Primi profili di incostituzionalità. Il descritto impianto normativo, per quanto (a parere di chi scrive) ben lontano dal potersi definire equo, nell’attuale contesto giurisprudenziale sembra tuttavia conforme alla Costituzione. Diversa è la conclusione per quanto riguarda la sua entrata in vigore. Dal 18 luglio 2012, infatti, i contratti di associazione in partecipazione (se in numero superiore a 3 «per lo svolgimento della medesima attività») si convertiranno ipso iure in contratti di lavoro subordinato a tempo indeterminato. Per l’effetto, si assisterà ineludibilmente i) ad una novazione dei rapporti attualmente in essere; o, come più probabile, ii) ad una recesso degli associanti «giustificato» dall’entrata in vigore della nuova disciplina. Effetto che, a parere di chi scrive, si palesa manifestamente irragionevole in una legge tesa a «contribuire alla creazione di occupazione» (cfr. art. 1, comma 1, Riforma).
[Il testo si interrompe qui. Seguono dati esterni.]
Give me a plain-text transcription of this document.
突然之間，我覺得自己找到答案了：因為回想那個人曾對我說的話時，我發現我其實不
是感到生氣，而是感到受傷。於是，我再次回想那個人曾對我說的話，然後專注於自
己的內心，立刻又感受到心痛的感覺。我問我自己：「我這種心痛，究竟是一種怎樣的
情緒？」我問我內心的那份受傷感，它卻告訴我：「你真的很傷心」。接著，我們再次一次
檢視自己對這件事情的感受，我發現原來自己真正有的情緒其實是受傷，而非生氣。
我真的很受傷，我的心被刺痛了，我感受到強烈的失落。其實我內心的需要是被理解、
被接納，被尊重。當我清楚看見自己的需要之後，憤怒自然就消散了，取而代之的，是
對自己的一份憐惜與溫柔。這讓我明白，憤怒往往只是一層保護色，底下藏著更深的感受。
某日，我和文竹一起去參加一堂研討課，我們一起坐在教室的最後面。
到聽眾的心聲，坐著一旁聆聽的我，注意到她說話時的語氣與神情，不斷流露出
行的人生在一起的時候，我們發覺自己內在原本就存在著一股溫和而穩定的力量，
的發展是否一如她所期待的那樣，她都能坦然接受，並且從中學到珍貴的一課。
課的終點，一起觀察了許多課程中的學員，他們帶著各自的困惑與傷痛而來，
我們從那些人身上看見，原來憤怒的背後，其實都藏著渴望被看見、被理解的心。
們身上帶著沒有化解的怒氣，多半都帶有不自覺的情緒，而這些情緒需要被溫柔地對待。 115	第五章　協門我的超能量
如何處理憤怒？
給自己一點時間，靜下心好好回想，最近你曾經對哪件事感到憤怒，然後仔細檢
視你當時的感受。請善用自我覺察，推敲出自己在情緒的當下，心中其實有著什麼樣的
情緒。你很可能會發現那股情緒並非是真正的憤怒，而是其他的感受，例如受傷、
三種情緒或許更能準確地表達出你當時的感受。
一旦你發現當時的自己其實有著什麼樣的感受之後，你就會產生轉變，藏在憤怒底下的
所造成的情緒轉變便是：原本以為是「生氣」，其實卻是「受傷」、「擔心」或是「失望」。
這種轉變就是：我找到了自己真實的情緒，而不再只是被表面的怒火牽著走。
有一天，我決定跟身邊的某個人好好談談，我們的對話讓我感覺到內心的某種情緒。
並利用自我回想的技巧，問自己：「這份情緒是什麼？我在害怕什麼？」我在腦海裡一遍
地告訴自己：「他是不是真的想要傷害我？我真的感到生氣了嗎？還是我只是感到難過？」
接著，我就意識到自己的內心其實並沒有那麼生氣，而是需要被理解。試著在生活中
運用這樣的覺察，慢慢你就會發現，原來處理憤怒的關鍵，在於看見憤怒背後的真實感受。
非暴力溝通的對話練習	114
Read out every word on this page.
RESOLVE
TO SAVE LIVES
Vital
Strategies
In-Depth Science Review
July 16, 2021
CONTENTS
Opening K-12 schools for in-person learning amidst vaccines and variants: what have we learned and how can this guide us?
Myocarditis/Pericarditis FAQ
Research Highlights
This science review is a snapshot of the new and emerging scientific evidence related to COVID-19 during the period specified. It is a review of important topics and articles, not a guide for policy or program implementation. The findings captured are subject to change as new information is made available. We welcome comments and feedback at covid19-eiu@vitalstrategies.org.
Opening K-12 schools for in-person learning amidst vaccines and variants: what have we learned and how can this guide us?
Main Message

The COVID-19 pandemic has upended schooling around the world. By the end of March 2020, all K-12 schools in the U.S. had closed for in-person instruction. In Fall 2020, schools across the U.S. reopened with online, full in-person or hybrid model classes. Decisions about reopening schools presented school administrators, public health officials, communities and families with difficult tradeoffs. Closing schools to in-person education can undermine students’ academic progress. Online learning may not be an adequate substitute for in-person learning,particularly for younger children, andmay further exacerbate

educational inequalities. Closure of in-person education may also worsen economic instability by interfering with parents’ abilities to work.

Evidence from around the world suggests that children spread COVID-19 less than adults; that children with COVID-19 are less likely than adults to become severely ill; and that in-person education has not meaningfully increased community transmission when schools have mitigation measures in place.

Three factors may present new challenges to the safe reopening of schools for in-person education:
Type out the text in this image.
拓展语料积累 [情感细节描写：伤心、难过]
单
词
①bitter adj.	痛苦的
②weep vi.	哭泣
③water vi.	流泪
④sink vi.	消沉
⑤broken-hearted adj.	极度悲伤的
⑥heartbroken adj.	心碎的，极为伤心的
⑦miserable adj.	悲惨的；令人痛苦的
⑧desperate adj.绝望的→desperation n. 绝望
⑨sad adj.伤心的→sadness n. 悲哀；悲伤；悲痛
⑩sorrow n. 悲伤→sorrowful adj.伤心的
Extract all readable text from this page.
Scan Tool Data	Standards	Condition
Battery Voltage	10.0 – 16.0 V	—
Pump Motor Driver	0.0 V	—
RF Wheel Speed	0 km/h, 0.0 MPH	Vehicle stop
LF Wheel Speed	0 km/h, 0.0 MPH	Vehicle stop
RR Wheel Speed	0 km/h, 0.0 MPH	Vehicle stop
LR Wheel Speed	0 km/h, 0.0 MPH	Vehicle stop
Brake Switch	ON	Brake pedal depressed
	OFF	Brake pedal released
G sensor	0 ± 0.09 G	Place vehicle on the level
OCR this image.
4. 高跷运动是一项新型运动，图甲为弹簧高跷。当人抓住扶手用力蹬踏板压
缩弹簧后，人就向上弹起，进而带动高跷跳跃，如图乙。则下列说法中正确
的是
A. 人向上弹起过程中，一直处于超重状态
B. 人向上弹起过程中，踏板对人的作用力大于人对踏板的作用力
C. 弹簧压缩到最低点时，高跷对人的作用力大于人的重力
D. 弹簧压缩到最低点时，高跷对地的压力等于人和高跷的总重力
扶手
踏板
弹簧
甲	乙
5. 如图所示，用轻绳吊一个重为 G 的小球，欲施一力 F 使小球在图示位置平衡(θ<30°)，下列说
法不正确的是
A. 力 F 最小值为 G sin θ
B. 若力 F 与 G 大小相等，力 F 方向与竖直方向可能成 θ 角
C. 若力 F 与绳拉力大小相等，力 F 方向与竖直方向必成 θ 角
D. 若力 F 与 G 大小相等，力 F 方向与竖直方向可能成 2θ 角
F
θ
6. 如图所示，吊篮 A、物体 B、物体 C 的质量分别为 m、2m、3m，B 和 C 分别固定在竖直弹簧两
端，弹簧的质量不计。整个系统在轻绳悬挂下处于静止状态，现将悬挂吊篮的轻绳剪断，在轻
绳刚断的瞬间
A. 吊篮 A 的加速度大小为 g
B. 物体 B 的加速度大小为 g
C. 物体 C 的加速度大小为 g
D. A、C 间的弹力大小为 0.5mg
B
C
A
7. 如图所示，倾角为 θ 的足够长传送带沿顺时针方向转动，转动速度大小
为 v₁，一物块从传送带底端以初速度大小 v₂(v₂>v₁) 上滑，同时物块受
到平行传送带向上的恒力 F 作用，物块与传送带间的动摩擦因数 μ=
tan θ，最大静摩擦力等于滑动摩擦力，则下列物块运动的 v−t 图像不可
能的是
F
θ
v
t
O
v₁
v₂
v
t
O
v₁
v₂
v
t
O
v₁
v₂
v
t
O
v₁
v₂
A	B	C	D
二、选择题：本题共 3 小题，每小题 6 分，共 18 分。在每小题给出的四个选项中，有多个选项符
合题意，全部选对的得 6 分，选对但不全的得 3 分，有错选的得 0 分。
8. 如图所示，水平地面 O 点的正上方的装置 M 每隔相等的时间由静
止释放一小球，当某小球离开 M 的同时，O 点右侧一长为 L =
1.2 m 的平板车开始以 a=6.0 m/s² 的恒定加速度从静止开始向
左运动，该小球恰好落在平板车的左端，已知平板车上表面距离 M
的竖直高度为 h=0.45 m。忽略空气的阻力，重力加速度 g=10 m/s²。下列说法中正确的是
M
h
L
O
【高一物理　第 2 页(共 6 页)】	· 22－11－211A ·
Al riguardo segnaliamo come, in fattispecie analoga a quella che ci occupa, la Corte Costituzionale abbia recentemente affermato che «si deve dichiarare l'illegittimità costituzionale dell'art. 86, comma 1, D.Lgs. 10 settembre 2003, n. 276, per violazione del principio di ragionevolezza di cui all'art. 3 Cost. e per contraddittorietà della norma con la sua ratio. Il primo periodo dell'art. 86, comma 1, D.Lgs. n. 276/2003, stabilisce, infatti, l'anticipata cessazione dell'efficacia delle collaborazioni coordinate e continuative già instaurate alla data della sua entrata in vigore. Ma una normativa che lo stesso legislatore definisce come finalizzata «ad aumentare [....] i tassi di occupazione e a promuovere la qualità e la stabilità del lavoro» [....] non può ragionevolmente determinare l'effetto esattamente contrario (perdita del lavoro) a danno di soggetti che, per aver instaurato rapporti di lavoro autonomo prima della sua entrata in vigore nel pieno rispetto della disciplina all'epoca vigente, si trovano penalizzati senza un motivo plausibile» (Corte Cost. n. 399/2008). Appare dunque verosimile che, qualora venga sollevata una specifica questione di legittimità costituzionale, i contratti di associazione in partecipazione attualmente in corso (quand’anche non certificati) dovranno essere ritenuti validi ed efficaci fino alla loro naturale cessazione.